At least he's not scary.

At least he’s not scary.

Miles run today: 8

Inches of snow we’ve gotten from major storm system headed our way: 0

Gallons of milk bought for major storm: 1 (I am not sure why running out of milk is such a big fear.)

Setting: our kitchen, before breakfast.

My husband: post-coffee.

Me: pre-coffee.

Me: You turned the water on very loudly last night.

Him: I turned the water on. A little bit.

Me: It was loud, like a tsunami.

Him: I got that impression, from your obnoxious “shushing.” I just needed more water. Hmph.

Me: Where’s the coffee?

Back when I was a single girl and waiting tables, we had a name for the things that woke us up in the middle of the night, sweat pouring from our foreheads, imminent danger close at hand: Waitmares.

“I didn’t get that Diet Coke refill out to table 16!”

I would sit up in bed and feel relieved that table 16 would live to drink another day.

Always, it was the drinks.

After we had first one baby, then two, I would often awake to phantom baby cries.

Again with the drinks.
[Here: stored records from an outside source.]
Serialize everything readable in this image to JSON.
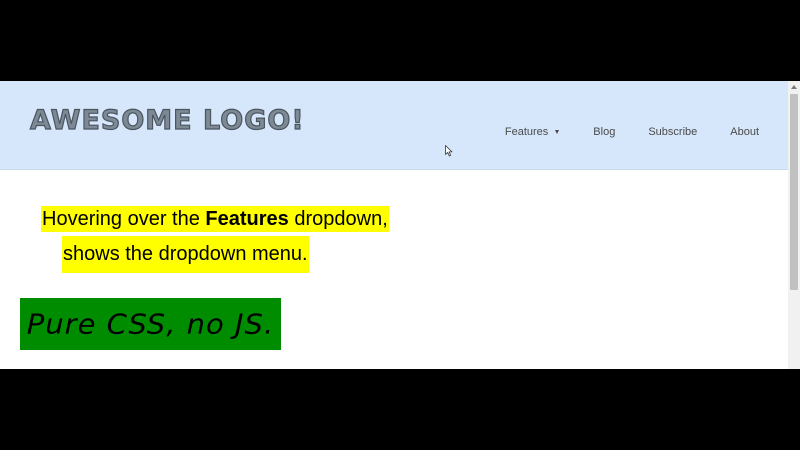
{
  "header": {
    "logo": "AWESOME LOGO!",
    "nav": [
      {
        "label": "Features",
        "has_dropdown": true
      },
      {
        "label": "Blog"
      },
      {
        "label": "Subscribe"
      },
      {
        "label": "About"
      }
    ]
  },
  "main": {
    "note_part1": "Hovering over the ",
    "note_bold": "Features",
    "note_part2": " dropdown,",
    "note_line2": "shows the dropdown menu.",
    "badge": "Pure CSS, no JS."
  },
  "colors": {
    "header_bg": "#d6e7fb",
    "highlight": "#ffff00",
    "badge_bg": "#008c00",
    "frame": "#000000"
  },
  "icons": [
    "caret-down-icon",
    "mouse-cursor-icon"
  ]
}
I know now that “Crib number 16, more drinks!” is probably what my daughter was screaming all those nights at 2 and 4 a.m.

Of course, there were the very real baby wake-up calls, and then there was the much worse scenario:

The bound-out-of-bed-to-feed-a-crying-baby when the baby was sleeping, well… like a… nevermind. Phantom baby cries were the worst, because you knew that the real cries would be coming just about the time you fell back asleep.


Back when the kids were little, we had carpet in our bedroom. Illness or a horrible troll nightmare would bring a ghosty little child tiptoeing up to my bedside, the body inches from mine without me waking from the dream world.

Then the tiny fingers would brush my shoulder… “Mo-ommy?” a little voice would whisper. “My throat hurts.”


Now, my son’s large, thudding man-feet hit the room’s hardwood floors so I get an early-warning signal.

More liquids needed: Children’s Motrin.

The other day, my husband, who finds it exhilarating to wake up at 4:45 a.m., regarded me with wide-awake eyes across the breakfast table.

Him: Am I really going to have to refill my water glass downstairs in the middle of the night?

Me: Your water sounds were aggressive and way out of line.

Him: Seriously?

Then I kissed him on the top of the head and poured some more coffee.

More liquids needed: this was going to be a multi-liquid day.